Saturday, August 10, 2013

"Tokusatsu: Special Effects Museum" at MoMA Tokyo | Seattle Asian Art Museum presents "Monster Attack! Japanese Creature Feature Classics": Aug 23 - 30


Now this doesn't happen every day, or year, or decade... a major western news source has a feature on Tokusatsu, and not in the New York Times art pages, but the front page International section. The article's attention focused on the current traveling exhibit, assembled by special effects director and animator, Shinji Higuchi with aid from Studio Ghibli and Japan's Agency for Cultural Affairs for MoMA Tokyo.
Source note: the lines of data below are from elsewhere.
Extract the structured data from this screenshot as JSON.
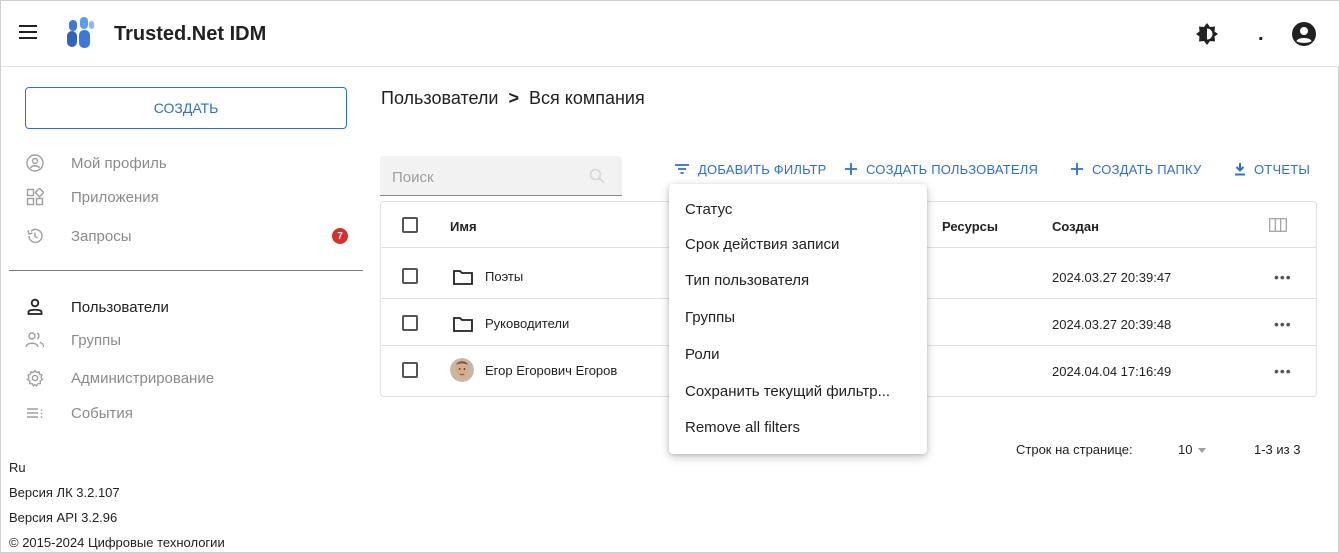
{
  "header": {
    "title": "Trusted.Net IDM",
    "extra_glyph": ".",
    "icons": [
      "menu-icon",
      "logo",
      "theme-toggle-icon",
      "account-icon"
    ]
  },
  "sidebar": {
    "create_label": "СОЗДАТЬ",
    "items_top": [
      {
        "label": "Мой профиль",
        "icon": "profile-icon"
      },
      {
        "label": "Приложения",
        "icon": "apps-icon"
      },
      {
        "label": "Запросы",
        "icon": "history-icon",
        "badge": "7"
      }
    ],
    "items_bottom": [
      {
        "label": "Пользователи",
        "icon": "user-icon",
        "active": true
      },
      {
        "label": "Группы",
        "icon": "group-icon"
      },
      {
        "label": "Администрирование",
        "icon": "settings-icon"
      },
      {
        "label": "События",
        "icon": "events-icon"
      }
    ],
    "footer": {
      "lang": "Ru",
      "version_lk": "Версия ЛК 3.2.107",
      "version_api": "Версия API 3.2.96",
      "copyright": "© 2015-2024 Цифровые технологии"
    },
    "badge_color": "#d32f2f"
  },
  "main": {
    "breadcrumb": {
      "root": "Пользователи",
      "separator": ">",
      "current": "Вся компания"
    },
    "search": {
      "placeholder": "Поиск",
      "value": ""
    },
    "toolbar": {
      "add_filter": "ДОБАВИТЬ ФИЛЬТР",
      "create_user": "СОЗДАТЬ ПОЛЬЗОВАТЕЛЯ",
      "create_folder": "СОЗДАТЬ ПАПКУ",
      "reports": "ОТЧЕТЫ"
    },
    "accent_color": "#2e6fc9",
    "table": {
      "columns": {
        "name": "Имя",
        "resources": "Ресурсы",
        "created": "Создан"
      },
      "rows": [
        {
          "name": "Поэты",
          "type": "folder",
          "created": "2024.03.27 20:39:47",
          "actions": "•••"
        },
        {
          "name": "Руководители",
          "type": "folder",
          "created": "2024.03.27 20:39:48",
          "actions": "•••"
        },
        {
          "name": "Егор Егорович Егоров",
          "type": "user",
          "created": "2024.04.04 17:16:49",
          "actions": "•••"
        }
      ]
    },
    "pagination": {
      "rows_per_page_label": "Строк на странице:",
      "rows_per_page": "10",
      "range": "1-3 из 3"
    },
    "filter_menu": {
      "items": [
        "Статус",
        "Срок действия записи",
        "Тип пользователя",
        "Группы",
        "Роли",
        "Сохранить текущий фильтр...",
        "Remove all filters"
      ]
    }
  }
}
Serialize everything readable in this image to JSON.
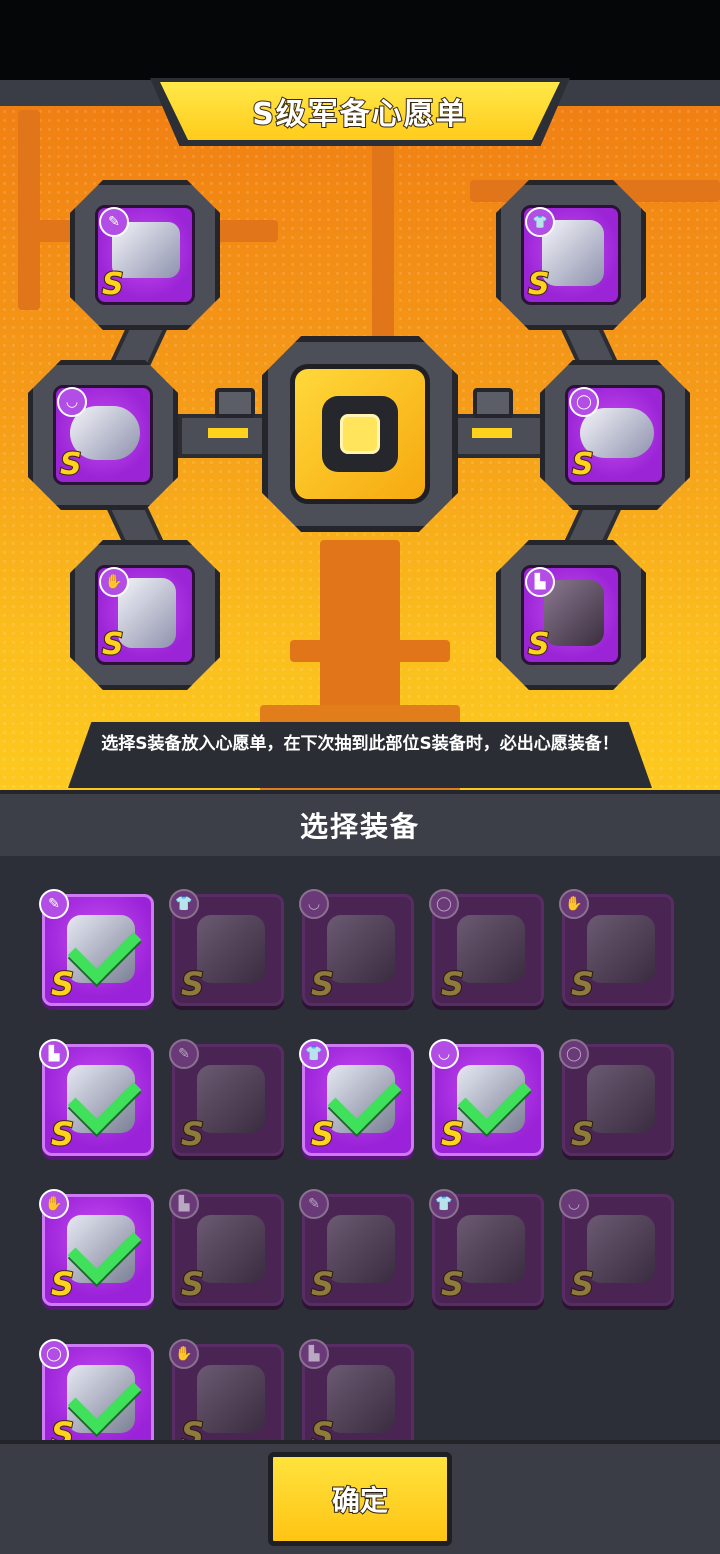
{
  "title": "S级军备心愿单",
  "tip": "选择S装备放入心愿单，在下次抽到此部位S装备时，必出心愿装备！",
  "section_title": "选择装备",
  "confirm_label": "确定",
  "grade_label": "S",
  "wishlist_slots": [
    {
      "name": "weapon-slot",
      "type_icon": "pen-nib-icon",
      "glyph": "✎"
    },
    {
      "name": "armor-slot",
      "type_icon": "shirt-icon",
      "glyph": "👕"
    },
    {
      "name": "necklace-slot",
      "type_icon": "necklace-icon",
      "glyph": "◡"
    },
    {
      "name": "belt-slot",
      "type_icon": "belt-icon",
      "glyph": "◯"
    },
    {
      "name": "glove-slot",
      "type_icon": "glove-icon",
      "glyph": "✋"
    },
    {
      "name": "boots-slot",
      "type_icon": "boot-icon",
      "glyph": "▙"
    }
  ],
  "equipment": [
    {
      "type_icon": "pen-nib-icon",
      "glyph": "✎",
      "active": true,
      "checked": true
    },
    {
      "type_icon": "shirt-icon",
      "glyph": "👕",
      "active": false,
      "checked": false
    },
    {
      "type_icon": "necklace-icon",
      "glyph": "◡",
      "active": false,
      "checked": false
    },
    {
      "type_icon": "belt-icon",
      "glyph": "◯",
      "active": false,
      "checked": false
    },
    {
      "type_icon": "glove-icon",
      "glyph": "✋",
      "active": false,
      "checked": false
    },
    {
      "type_icon": "boot-icon",
      "glyph": "▙",
      "active": true,
      "checked": true
    },
    {
      "type_icon": "pen-nib-icon",
      "glyph": "✎",
      "active": false,
      "checked": false
    },
    {
      "type_icon": "shirt-icon",
      "glyph": "👕",
      "active": true,
      "checked": true
    },
    {
      "type_icon": "necklace-icon",
      "glyph": "◡",
      "active": true,
      "checked": true
    },
    {
      "type_icon": "belt-icon",
      "glyph": "◯",
      "active": false,
      "checked": false
    },
    {
      "type_icon": "glove-icon",
      "glyph": "✋",
      "active": true,
      "checked": true
    },
    {
      "type_icon": "boot-icon",
      "glyph": "▙",
      "active": false,
      "checked": false
    },
    {
      "type_icon": "pen-nib-icon",
      "glyph": "✎",
      "active": false,
      "checked": false
    },
    {
      "type_icon": "shirt-icon",
      "glyph": "👕",
      "active": false,
      "checked": false
    },
    {
      "type_icon": "necklace-icon",
      "glyph": "◡",
      "active": false,
      "checked": false
    },
    {
      "type_icon": "belt-icon",
      "glyph": "◯",
      "active": true,
      "checked": true
    },
    {
      "type_icon": "glove-icon",
      "glyph": "✋",
      "active": false,
      "checked": false
    },
    {
      "type_icon": "boot-icon",
      "glyph": "▙",
      "active": false,
      "checked": false
    }
  ],
  "colors": {
    "accent_yellow": "#ffd21d",
    "rarity_purple": "#a52ae0",
    "check_green": "#3fe05a",
    "hero_orange": "#f59b18"
  }
}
The exhibit, Tokusatsu: Special Effects Museum featuring among other things, decades of painstakingly elaborate sets, costumes, aircraft models, sci-fi devices and technology, designs, schematics, storyboards and monsters of course, no shortage of monsters. The stunningly executed trailer for the exhibit, a set piece for Hayao Miyazaki's apocalyptic God Warrior as featured in his post-Ecological Collapse manga "Nausicaa of the Valley of Wind" received attention on BoingBoing and Twitch earlier this year, and rightly, as the headline suggests, it features a "Giant God Warrior Appearing In Tokyo". Director under which the exhibit's curator Shinji Higuchi collaborated, the work of Shūsuke Kaneko will be gracing screens in Seattle, with the Asian Art Museum's summer film in the park showings of some of the finer contemporary examples of the Tokusatsu arts, the pyrotechnic and physical, "Godzilla, Mothra & King Ghidorah: Giant Monsters All-Out Attack" and the stunning urban landscapes, destruction and scale of "Gamera 3: The Awakening of Iris". Both films providing spectacle competing on a level with what CG could offer at the time, and in the sense of physicality, often eclipsing it. As to be expected in the digital era, the industry is shrinking, with few young directors coming in to advance it's arts, and only two major studios making regular Tokusatsu features, which is the focus of the previously mentioned New York Times' "Rubber-Suit Monsters Fade. Tiny Tokyos Relax."